On the Internet, some observers have especially noted a resemblance to the avant-garde works of John McCracken, an American sculptor who lived for a time in the neighboring state of New Mexico and died in 2011. However, no formal link could be established. between the famous "monolith" and the sculptor.
However, the track is not ruled out. His son, Patrick McCracken, recently said in an interview with the New York Times that the monolith could be his work. Twenty years ago, the artist had also shared with him his desire to "leave his works in lost places so that they can be discovered later".
The polished metal object was however placed after his death, it is a virtual certainty. This is what the Numerama site specifies, based on the work of Internet users, taken with passion for this intriguing monolith. By finding the GPS coordinates of the place, then crossing them with the archives of the "Google Earth" service, these investigators from the Net believe that it was deposited on the red soil of Utah between 2015 and 2016.

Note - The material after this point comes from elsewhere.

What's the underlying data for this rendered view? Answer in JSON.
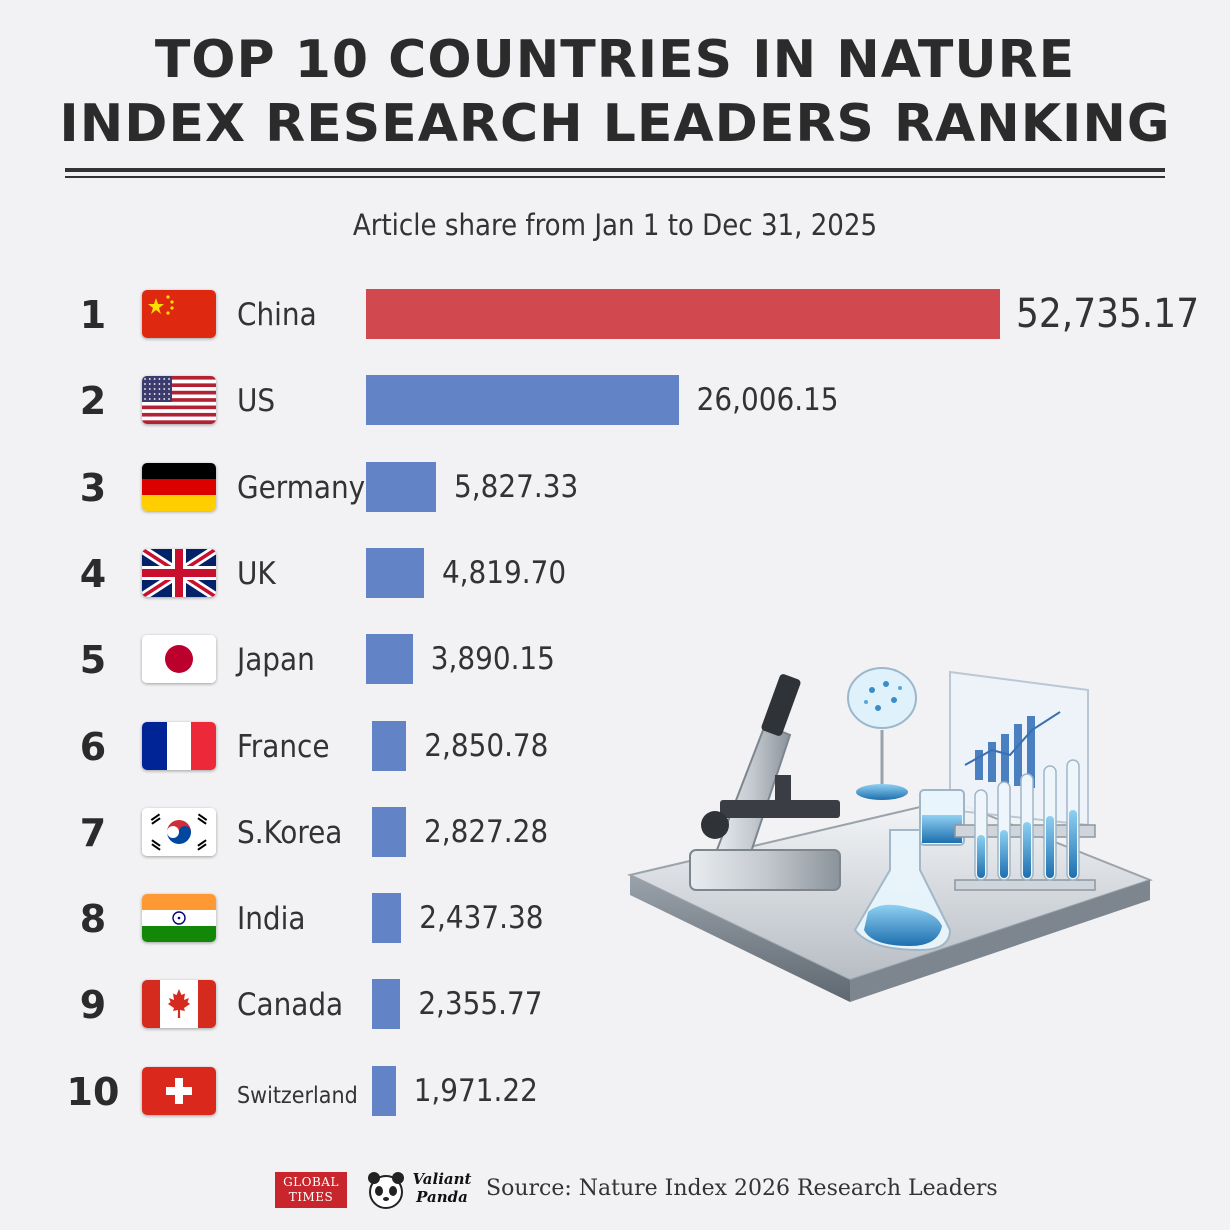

Also, the monolith is definitely not of "extraterrestrial" origin. Contacted by Le Parisien, a user who visited the site confirmed that it was made of "stainless steel" and "three separate riveted parts". What reinforce the thesis of a "work", designed to intrigue those who would discover it, years, even decades later. Also attests to this, the remote place - it is an understatement - in which it was found.
Note, finally, that a similar structure was discovered recently in Romania, then dismantled without further explanation than for its "cousin" in Utah. The hypothesis of a publicity stunt, linked to the discovery of Utah, is favored this time. In a video posted on Facebook, a man jokes about what he describes as a vulgar reproduction of the Utah monolith: "In reality, it's just an old piece of scrap that someone put there", can we hear him say. "We are not even able to make a decent replica," Alexandru wrote, while others noted the obvious presence of weld marks.
The monolith has, moreover, been placed opposite a tourist spot in the Piatra Neam region. Its mayor, on Facebook, had fun with the little story, while continuing to fuel the mystery. "Beyond the conspiracy theories that may be tempting, I would like to see this event as further proof that our city is special. For earthlings and (perhaps) not only", he slips.